Pada stockholm syndrome dengan korban-korban bersifat komunal, kasus penculikannya tak bisa lagi dimaknai harafiah. "Penculikan" bertransformasi menjadi kejahatan-kejahatan lain yang berskala jauh lebih besar. Contohnya adalah kekerasan massif atau terus-menerus hingga kejahatan kemanusian luarbiasa semacam genosida.
Dalam versi saya, stockholm syndrome komunal adalah kondisi ketika suatu komunitas tertindas kemudian meniru perilaku penindasnya.
Ini tak mesti suatu tindakan balas dendam langsung kepada penindasnya. Ini justru dapat berupa perubahan posisi suatu komunitas, dari semula menjadi korban penindasan, tapi lantas berubah menjadi komunitas lain. Dalam stockholm syndrome komunal, penindasan pada dasarnya jadi jalan 'transfer ilmu' pihak penindas kepada yang tertindas.
Sejarah dunia mencatat tentang banyak bangsa yang semula korban penindasan kemudian selepas terbebas dari bangsa penindasnya lalu menjelma jadi penindas bangsa lain.
Belanda dan Indonesia
Contohnya bisa kita mulai dari Belanda. Sebelum medio abad XVI, Belanda merupakan jajahan Spanyol atau lebih tepatnya Wangsa Habsburg yang berkuasa atas tahta Spanyol dan Austria. Pada pertengahan abad XVI pecah konflik antara pihak penguasa Habsburg dengan tujuh belas provinsi di Belanda. Penyebabnya adalah perselisihan tentang pajak, juga perbedaan agama karena Spanyol-Austria menganut Katolik Roma, sedangkan provinsi-provinsi Belanda menganut Protestanisme. Represi keras dari penguasa Habsburg membuat Belanda angkat senjata, namun kemerdekaan baru benar-benar teraih pada medio abad XVII setelah menjalani perang selama 80 tahun.
Di kemudian hari, Belanda ternyata mengalami stockholm syndrome terhadap Spanyol. Terdorong oleh hasrat dagang, Belanda kemudian tumbuh menjadi bangsa penjajah dan penindas bagi beberapa bangsa dan wilayah lain. Kepulauan Nusantara yang kini sebagian besar wilayahnya menjadi negara Indonesia, Malaka, Srilangka, Afrika Selatan, Pulau Formosa yang kini menjadi negara Taiwan, Suriname, hingga Belgia merupakan tempat-tempat yang pernah menjadi jajahan dan tentu saja merasakan penindasan Belanda.

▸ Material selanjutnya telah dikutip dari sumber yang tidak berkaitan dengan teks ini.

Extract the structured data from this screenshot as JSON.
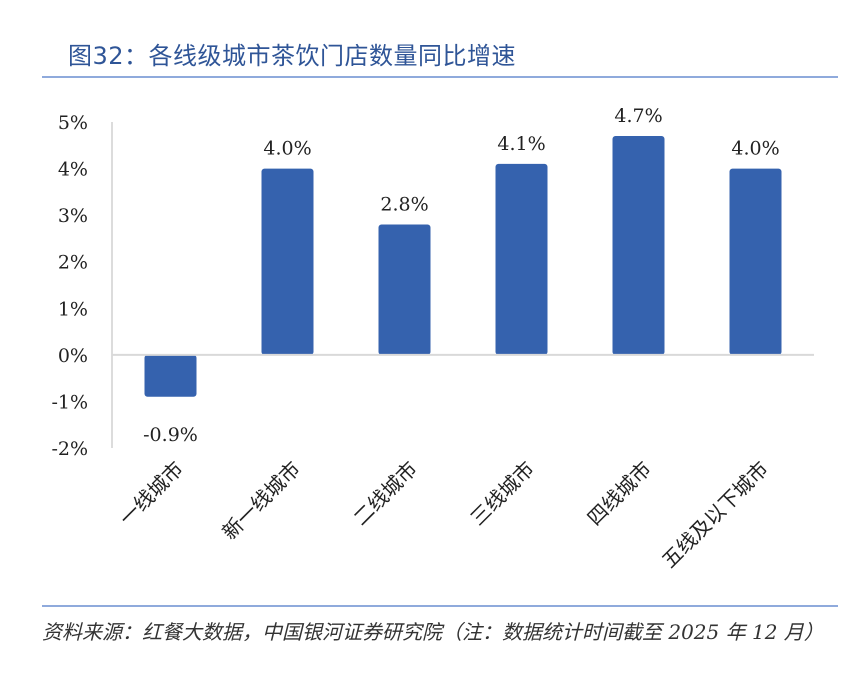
{
  "title": "图32：各线级城市茶饮门店数量同比增速",
  "source": "资料来源：红餐大数据，中国银河证券研究院（注：数据统计时间截至 2025 年 12 月）",
  "colors": {
    "bar": "#3562ae",
    "accent": "#2f5597",
    "rule": "#8faadc",
    "text": "#222222"
  },
  "chart_data": {
    "type": "bar",
    "title": "各线级城市茶饮门店数量同比增速",
    "categories": [
      "一线城市",
      "新一线城市",
      "二线城市",
      "三线城市",
      "四线城市",
      "五线及以下城市"
    ],
    "values": [
      -0.9,
      4.0,
      2.8,
      4.1,
      4.7,
      4.0
    ],
    "data_labels": [
      "-0.9%",
      "4.0%",
      "2.8%",
      "4.1%",
      "4.7%",
      "4.0%"
    ],
    "yticks": [
      -2,
      -1,
      0,
      1,
      2,
      3,
      4,
      5
    ],
    "ytick_labels": [
      "-2%",
      "-1%",
      "0%",
      "1%",
      "2%",
      "3%",
      "4%",
      "5%"
    ],
    "ylim": [
      -2,
      5
    ],
    "xlabel": "",
    "ylabel": "",
    "grid": false,
    "legend": "none"
  }
}
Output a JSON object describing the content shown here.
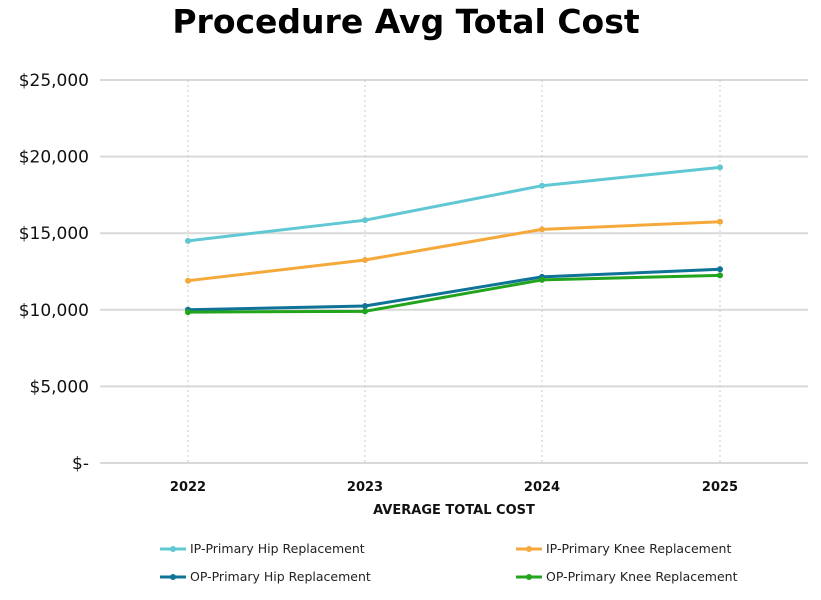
{
  "chart_data": {
    "type": "line",
    "title": "Procedure Avg Total Cost",
    "xlabel": "AVERAGE TOTAL COST",
    "ylabel": "",
    "categories": [
      "2022",
      "2023",
      "2024",
      "2025"
    ],
    "ylim": [
      0,
      25000
    ],
    "yticks": [
      0,
      5000,
      10000,
      15000,
      20000,
      25000
    ],
    "ytick_labels": [
      "$-",
      "$5,000",
      "$10,000",
      "$15,000",
      "$20,000",
      "$25,000"
    ],
    "grid": "horizontal solid, vertical dotted",
    "legend_position": "bottom",
    "series": [
      {
        "name": "IP-Primary Hip Replacement",
        "color": "#5fc8d2",
        "values": [
          14500,
          15850,
          18100,
          19300
        ]
      },
      {
        "name": "IP-Primary Knee Replacement",
        "color": "#f5a93b",
        "values": [
          11900,
          13250,
          15250,
          15750
        ]
      },
      {
        "name": "OP-Primary Hip Replacement",
        "color": "#0e7396",
        "values": [
          10000,
          10250,
          12150,
          12650
        ]
      },
      {
        "name": "OP-Primary Knee Replacement",
        "color": "#22a51c",
        "values": [
          9850,
          9900,
          11950,
          12250
        ]
      }
    ]
  }
}
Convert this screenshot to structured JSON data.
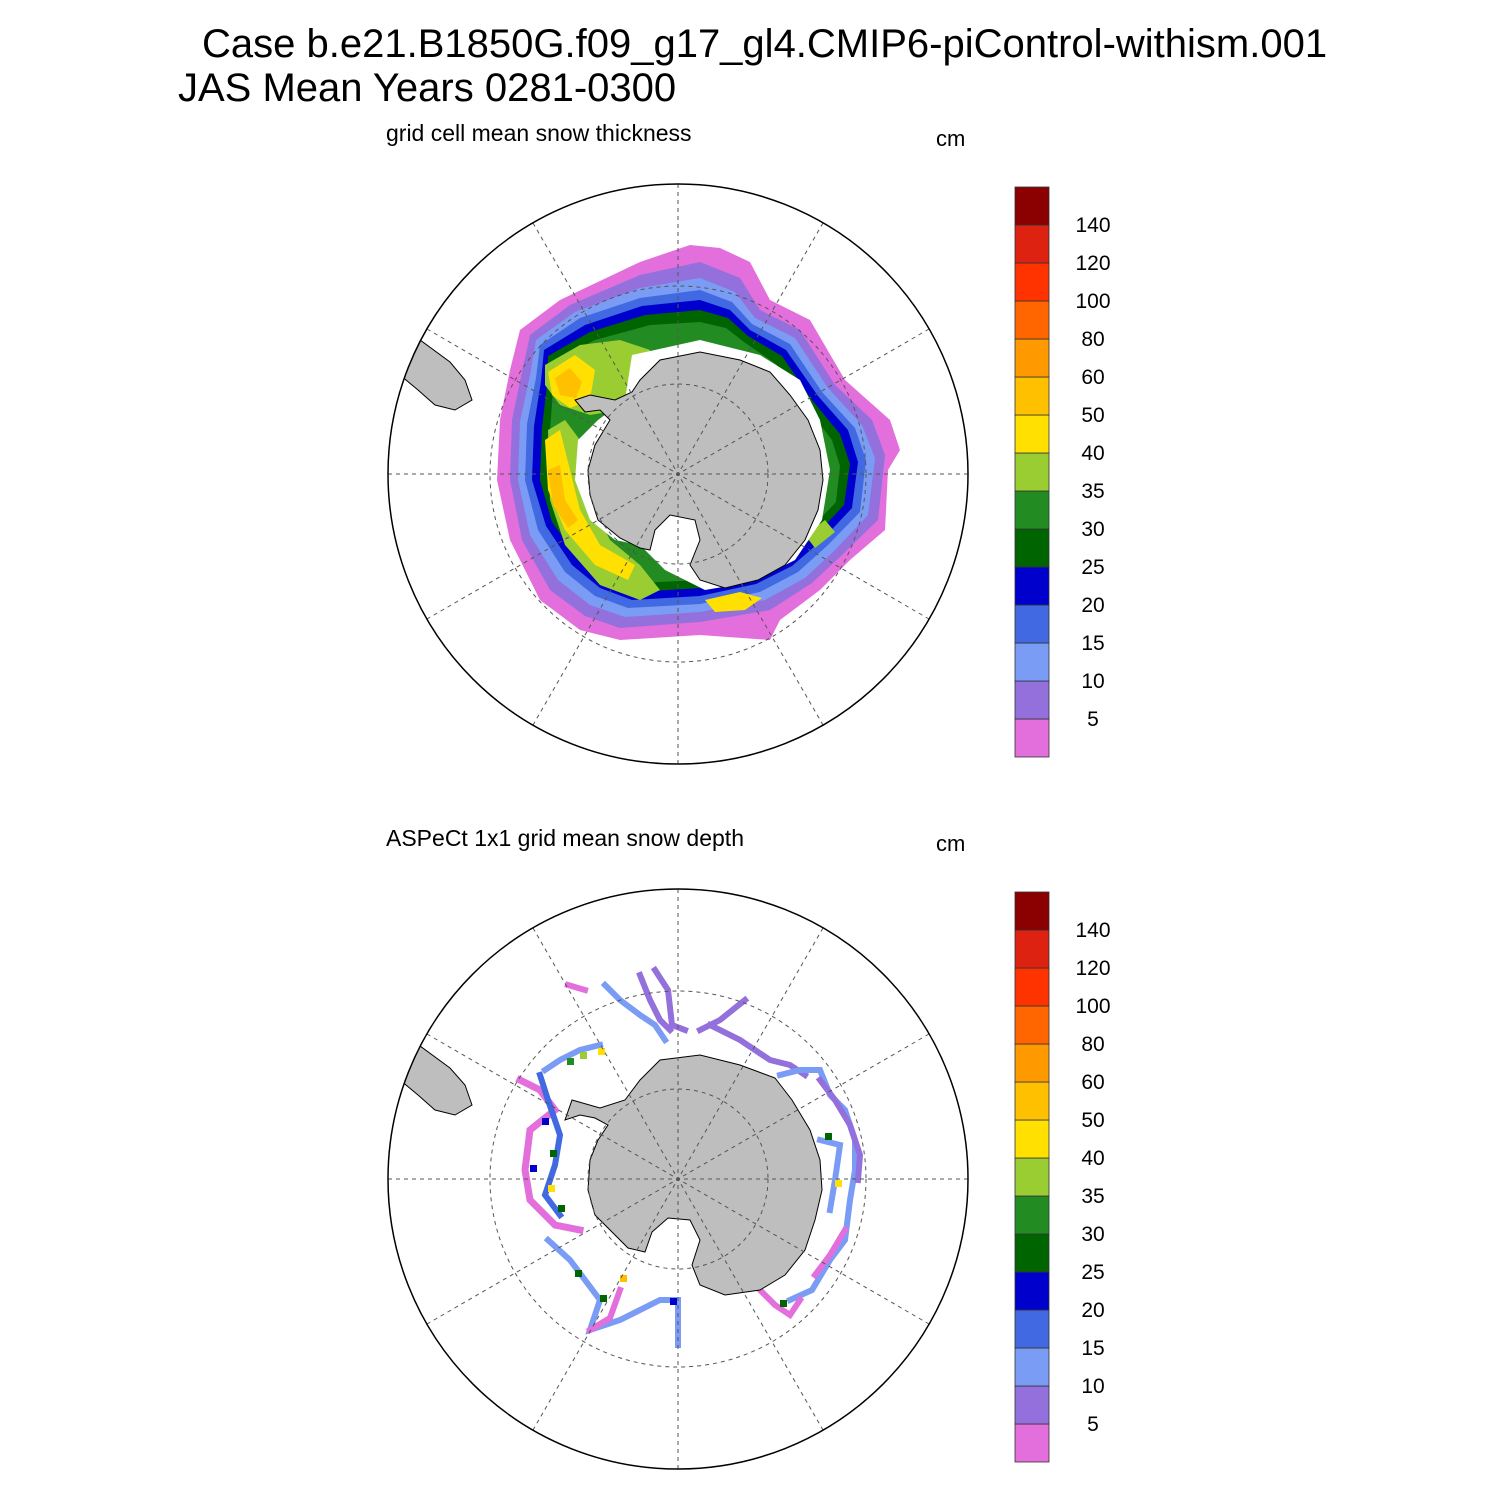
{
  "title": {
    "line1": "Case b.e21.B1850G.f09_g17_gl4.CMIP6-piControl-withism.001",
    "line2": "JAS Mean   Years 0281-0300"
  },
  "panels": [
    {
      "name": "model",
      "title": "grid cell mean snow thickness",
      "units": "cm"
    },
    {
      "name": "observed",
      "title": "ASPeCt 1x1 grid mean snow depth",
      "units": "cm"
    }
  ],
  "colorbar": {
    "labels": [
      "5",
      "10",
      "15",
      "20",
      "25",
      "30",
      "35",
      "40",
      "50",
      "60",
      "80",
      "100",
      "120",
      "140"
    ],
    "colors": [
      "#E36FDD",
      "#9370DB",
      "#7B9CF5",
      "#4169E1",
      "#0000CD",
      "#006400",
      "#228B22",
      "#9ACD32",
      "#FFE000",
      "#FFC000",
      "#FF9900",
      "#FF6600",
      "#FF3300",
      "#DD2211",
      "#8B0000"
    ]
  },
  "map_colors": {
    "land": "#BEBEBE",
    "ocean": "#FFFFFF"
  }
}
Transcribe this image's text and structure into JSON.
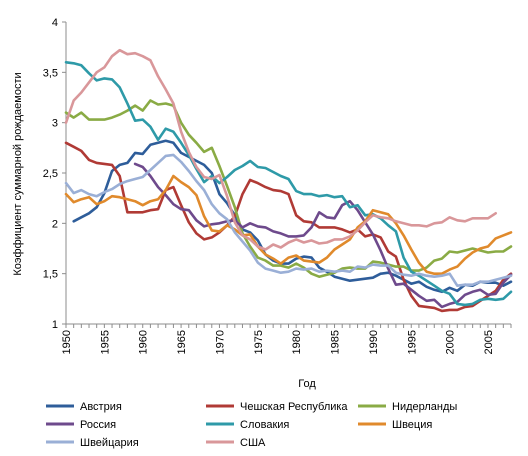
{
  "chart_data": {
    "type": "line",
    "xlabel": "Год",
    "ylabel": "Коэффициент суммарной рождаемости",
    "xlim": [
      1950,
      2008
    ],
    "ylim": [
      1,
      4
    ],
    "xticks": [
      1950,
      1955,
      1960,
      1965,
      1970,
      1975,
      1980,
      1985,
      1990,
      1995,
      2000,
      2005
    ],
    "yticks": [
      1,
      1.5,
      2,
      2.5,
      3,
      3.5,
      4
    ],
    "ytick_labels": [
      "1",
      "1,5",
      "2",
      "2,5",
      "3",
      "3,5",
      "4"
    ],
    "grid": false,
    "legend_position": "bottom",
    "series": [
      {
        "name": "Австрия",
        "color": "#2e5d9a",
        "x": [
          1951,
          1952,
          1953,
          1954,
          1955,
          1956,
          1957,
          1958,
          1959,
          1960,
          1961,
          1962,
          1963,
          1964,
          1965,
          1966,
          1967,
          1968,
          1969,
          1970,
          1971,
          1972,
          1973,
          1974,
          1975,
          1976,
          1977,
          1978,
          1979,
          1980,
          1981,
          1982,
          1983,
          1984,
          1985,
          1986,
          1987,
          1988,
          1989,
          1990,
          1991,
          1992,
          1993,
          1994,
          1995,
          1996,
          1997,
          1998,
          1999,
          2000,
          2001,
          2002,
          2003,
          2004,
          2005,
          2006,
          2007,
          2008
        ],
        "y": [
          2.02,
          2.06,
          2.1,
          2.16,
          2.3,
          2.52,
          2.58,
          2.6,
          2.7,
          2.69,
          2.78,
          2.8,
          2.82,
          2.8,
          2.7,
          2.66,
          2.62,
          2.58,
          2.5,
          2.29,
          2.2,
          2.08,
          1.94,
          1.91,
          1.83,
          1.69,
          1.63,
          1.6,
          1.6,
          1.65,
          1.67,
          1.66,
          1.56,
          1.52,
          1.47,
          1.45,
          1.43,
          1.44,
          1.45,
          1.46,
          1.5,
          1.51,
          1.48,
          1.44,
          1.4,
          1.42,
          1.37,
          1.34,
          1.32,
          1.36,
          1.33,
          1.39,
          1.38,
          1.42,
          1.41,
          1.41,
          1.38,
          1.42
        ]
      },
      {
        "name": "Чешская Республика",
        "color": "#b03a35",
        "x": [
          1950,
          1951,
          1952,
          1953,
          1954,
          1955,
          1956,
          1957,
          1958,
          1959,
          1960,
          1961,
          1962,
          1963,
          1964,
          1965,
          1966,
          1967,
          1968,
          1969,
          1970,
          1971,
          1972,
          1973,
          1974,
          1975,
          1976,
          1977,
          1978,
          1979,
          1980,
          1981,
          1982,
          1983,
          1984,
          1985,
          1986,
          1987,
          1988,
          1989,
          1990,
          1991,
          1992,
          1993,
          1994,
          1995,
          1996,
          1997,
          1998,
          1999,
          2000,
          2001,
          2002,
          2003,
          2004,
          2005,
          2006,
          2007,
          2008
        ],
        "y": [
          2.8,
          2.76,
          2.72,
          2.63,
          2.6,
          2.59,
          2.58,
          2.47,
          2.11,
          2.11,
          2.11,
          2.13,
          2.14,
          2.33,
          2.36,
          2.18,
          2.01,
          1.9,
          1.84,
          1.86,
          1.91,
          1.98,
          2.07,
          2.29,
          2.43,
          2.4,
          2.36,
          2.33,
          2.32,
          2.29,
          2.08,
          2.02,
          2.01,
          1.96,
          1.96,
          1.96,
          1.94,
          1.91,
          1.94,
          1.87,
          1.89,
          1.86,
          1.72,
          1.67,
          1.44,
          1.28,
          1.18,
          1.17,
          1.16,
          1.13,
          1.14,
          1.14,
          1.17,
          1.18,
          1.23,
          1.28,
          1.33,
          1.44,
          1.5
        ]
      },
      {
        "name": "Нидерланды",
        "color": "#8aab45",
        "x": [
          1950,
          1951,
          1952,
          1953,
          1954,
          1955,
          1956,
          1957,
          1958,
          1959,
          1960,
          1961,
          1962,
          1963,
          1964,
          1965,
          1966,
          1967,
          1968,
          1969,
          1970,
          1971,
          1972,
          1973,
          1974,
          1975,
          1976,
          1977,
          1978,
          1979,
          1980,
          1981,
          1982,
          1983,
          1984,
          1985,
          1986,
          1987,
          1988,
          1989,
          1990,
          1991,
          1992,
          1993,
          1994,
          1995,
          1996,
          1997,
          1998,
          1999,
          2000,
          2001,
          2002,
          2003,
          2004,
          2005,
          2006,
          2007,
          2008
        ],
        "y": [
          3.1,
          3.05,
          3.1,
          3.03,
          3.03,
          3.03,
          3.05,
          3.08,
          3.12,
          3.17,
          3.12,
          3.22,
          3.18,
          3.19,
          3.17,
          3.0,
          2.88,
          2.8,
          2.71,
          2.75,
          2.57,
          2.37,
          2.16,
          1.9,
          1.77,
          1.66,
          1.63,
          1.58,
          1.58,
          1.56,
          1.6,
          1.56,
          1.5,
          1.47,
          1.49,
          1.51,
          1.55,
          1.56,
          1.55,
          1.55,
          1.62,
          1.61,
          1.59,
          1.57,
          1.57,
          1.53,
          1.53,
          1.56,
          1.63,
          1.65,
          1.72,
          1.71,
          1.73,
          1.75,
          1.73,
          1.71,
          1.72,
          1.72,
          1.77
        ]
      },
      {
        "name": "Россия",
        "color": "#6e4a8c",
        "x": [
          1959,
          1960,
          1961,
          1962,
          1963,
          1964,
          1965,
          1966,
          1967,
          1968,
          1969,
          1970,
          1971,
          1972,
          1973,
          1974,
          1975,
          1976,
          1977,
          1978,
          1979,
          1980,
          1981,
          1982,
          1983,
          1984,
          1985,
          1986,
          1987,
          1988,
          1989,
          1990,
          1991,
          1992,
          1993,
          1994,
          1995,
          1996,
          1997,
          1998,
          1999,
          2000,
          2001,
          2002,
          2003,
          2004,
          2005,
          2006,
          2007,
          2008
        ],
        "y": [
          2.59,
          2.56,
          2.47,
          2.36,
          2.28,
          2.19,
          2.14,
          2.13,
          2.03,
          1.97,
          1.99,
          2.0,
          2.02,
          2.03,
          1.96,
          2.0,
          1.97,
          1.96,
          1.92,
          1.9,
          1.87,
          1.87,
          1.88,
          1.96,
          2.11,
          2.06,
          2.05,
          2.18,
          2.22,
          2.13,
          2.01,
          1.89,
          1.73,
          1.55,
          1.39,
          1.4,
          1.34,
          1.28,
          1.23,
          1.24,
          1.17,
          1.2,
          1.22,
          1.29,
          1.32,
          1.34,
          1.29,
          1.3,
          1.41,
          1.49
        ]
      },
      {
        "name": "Словакия",
        "color": "#2e9aa8",
        "x": [
          1950,
          1951,
          1952,
          1953,
          1954,
          1955,
          1956,
          1957,
          1958,
          1959,
          1960,
          1961,
          1962,
          1963,
          1964,
          1965,
          1966,
          1967,
          1968,
          1969,
          1970,
          1971,
          1972,
          1973,
          1974,
          1975,
          1976,
          1977,
          1978,
          1979,
          1980,
          1981,
          1982,
          1983,
          1984,
          1985,
          1986,
          1987,
          1988,
          1989,
          1990,
          1991,
          1992,
          1993,
          1994,
          1995,
          1996,
          1997,
          1998,
          1999,
          2000,
          2001,
          2002,
          2003,
          2004,
          2005,
          2006,
          2007,
          2008
        ],
        "y": [
          3.6,
          3.59,
          3.57,
          3.49,
          3.42,
          3.44,
          3.43,
          3.35,
          3.19,
          3.02,
          3.03,
          2.96,
          2.83,
          2.94,
          2.91,
          2.8,
          2.68,
          2.54,
          2.41,
          2.47,
          2.4,
          2.46,
          2.53,
          2.57,
          2.62,
          2.56,
          2.55,
          2.51,
          2.47,
          2.44,
          2.32,
          2.29,
          2.29,
          2.27,
          2.28,
          2.26,
          2.27,
          2.16,
          2.18,
          2.08,
          2.09,
          2.05,
          1.98,
          1.92,
          1.66,
          1.52,
          1.48,
          1.43,
          1.38,
          1.33,
          1.3,
          1.2,
          1.19,
          1.2,
          1.24,
          1.25,
          1.24,
          1.25,
          1.32
        ]
      },
      {
        "name": "Швеция",
        "color": "#e08a2c",
        "x": [
          1950,
          1951,
          1952,
          1953,
          1954,
          1955,
          1956,
          1957,
          1958,
          1959,
          1960,
          1961,
          1962,
          1963,
          1964,
          1965,
          1966,
          1967,
          1968,
          1969,
          1970,
          1971,
          1972,
          1973,
          1974,
          1975,
          1976,
          1977,
          1978,
          1979,
          1980,
          1981,
          1982,
          1983,
          1984,
          1985,
          1986,
          1987,
          1988,
          1989,
          1990,
          1991,
          1992,
          1993,
          1994,
          1995,
          1996,
          1997,
          1998,
          1999,
          2000,
          2001,
          2002,
          2003,
          2004,
          2005,
          2006,
          2007,
          2008
        ],
        "y": [
          2.29,
          2.21,
          2.24,
          2.26,
          2.19,
          2.22,
          2.27,
          2.26,
          2.24,
          2.22,
          2.18,
          2.22,
          2.24,
          2.33,
          2.47,
          2.41,
          2.36,
          2.28,
          2.07,
          1.93,
          1.92,
          1.98,
          1.94,
          1.88,
          1.89,
          1.77,
          1.69,
          1.65,
          1.6,
          1.66,
          1.68,
          1.63,
          1.62,
          1.61,
          1.66,
          1.74,
          1.79,
          1.84,
          1.96,
          2.02,
          2.13,
          2.11,
          2.09,
          2.0,
          1.88,
          1.74,
          1.61,
          1.52,
          1.5,
          1.5,
          1.54,
          1.57,
          1.65,
          1.71,
          1.75,
          1.77,
          1.85,
          1.88,
          1.91
        ]
      },
      {
        "name": "Швейцария",
        "color": "#9aafd6",
        "x": [
          1950,
          1951,
          1952,
          1953,
          1954,
          1955,
          1956,
          1957,
          1958,
          1959,
          1960,
          1961,
          1962,
          1963,
          1964,
          1965,
          1966,
          1967,
          1968,
          1969,
          1970,
          1971,
          1972,
          1973,
          1974,
          1975,
          1976,
          1977,
          1978,
          1979,
          1980,
          1981,
          1982,
          1983,
          1984,
          1985,
          1986,
          1987,
          1988,
          1989,
          1990,
          1991,
          1992,
          1993,
          1994,
          1995,
          1996,
          1997,
          1998,
          1999,
          2000,
          2001,
          2002,
          2003,
          2004,
          2005,
          2006,
          2007,
          2008
        ],
        "y": [
          2.4,
          2.3,
          2.33,
          2.29,
          2.27,
          2.31,
          2.34,
          2.39,
          2.42,
          2.44,
          2.46,
          2.53,
          2.6,
          2.67,
          2.68,
          2.61,
          2.52,
          2.42,
          2.33,
          2.19,
          2.1,
          2.04,
          1.91,
          1.82,
          1.73,
          1.61,
          1.55,
          1.53,
          1.51,
          1.52,
          1.55,
          1.54,
          1.55,
          1.52,
          1.53,
          1.52,
          1.53,
          1.52,
          1.57,
          1.56,
          1.59,
          1.58,
          1.58,
          1.51,
          1.49,
          1.48,
          1.5,
          1.48,
          1.47,
          1.48,
          1.5,
          1.38,
          1.39,
          1.39,
          1.42,
          1.42,
          1.44,
          1.46,
          1.48
        ]
      },
      {
        "name": "США",
        "color": "#d9979a",
        "x": [
          1950,
          1951,
          1952,
          1953,
          1954,
          1955,
          1956,
          1957,
          1958,
          1959,
          1960,
          1961,
          1962,
          1963,
          1964,
          1965,
          1966,
          1967,
          1968,
          1969,
          1970,
          1971,
          1972,
          1973,
          1974,
          1975,
          1976,
          1977,
          1978,
          1979,
          1980,
          1981,
          1982,
          1983,
          1984,
          1985,
          1986,
          1987,
          1988,
          1989,
          1990,
          1991,
          1992,
          1993,
          1994,
          1995,
          1996,
          1997,
          1998,
          1999,
          2000,
          2001,
          2002,
          2003,
          2004,
          2005,
          2006
        ],
        "y": [
          3.0,
          3.22,
          3.3,
          3.4,
          3.5,
          3.55,
          3.66,
          3.72,
          3.68,
          3.69,
          3.66,
          3.62,
          3.46,
          3.33,
          3.19,
          2.91,
          2.71,
          2.56,
          2.46,
          2.44,
          2.48,
          2.27,
          2.01,
          1.88,
          1.84,
          1.77,
          1.74,
          1.79,
          1.76,
          1.81,
          1.84,
          1.81,
          1.83,
          1.8,
          1.81,
          1.84,
          1.84,
          1.87,
          1.93,
          2.01,
          2.08,
          2.06,
          2.05,
          2.02,
          2.0,
          1.98,
          1.98,
          1.97,
          2.0,
          2.01,
          2.06,
          2.03,
          2.02,
          2.05,
          2.05,
          2.05,
          2.1
        ]
      }
    ]
  }
}
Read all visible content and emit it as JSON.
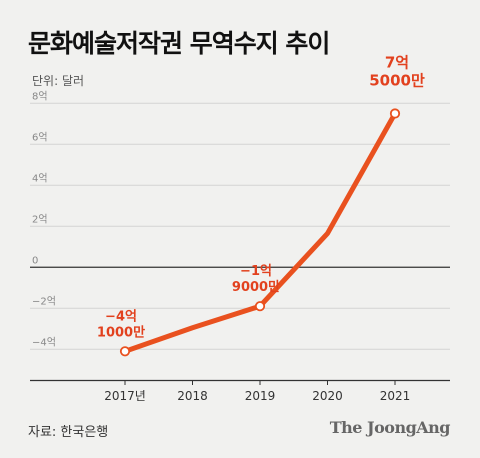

Indonesia yang notabene korban penjajahan dan penindasan Belanda pada dasarnya contoh bangsa yang juga mengalami stockholm syndrome. Indonesia, yang pernah mengalami penindasan panjang dari penjajahan Belanda serta penjajahan tiga setengah tahun sarat teror oleh Jepang, ternyata begitu merdeka berlaku meniru Belanda dan Jepang di banyak daerahnya. Ada banyak perlakuan tidak adil hingga penindasan yang diperbuat Indonesia terutama di daerah-daerah periferinya seperti Aceh, Papua,juga Timor Timur yang kini telah merdeka dan menjadi Timor Leste.
Amerika dan Israel
Contoh bangsa lain yang mengalami stockholm syndrome adalah Amerika Serikat dan Israel.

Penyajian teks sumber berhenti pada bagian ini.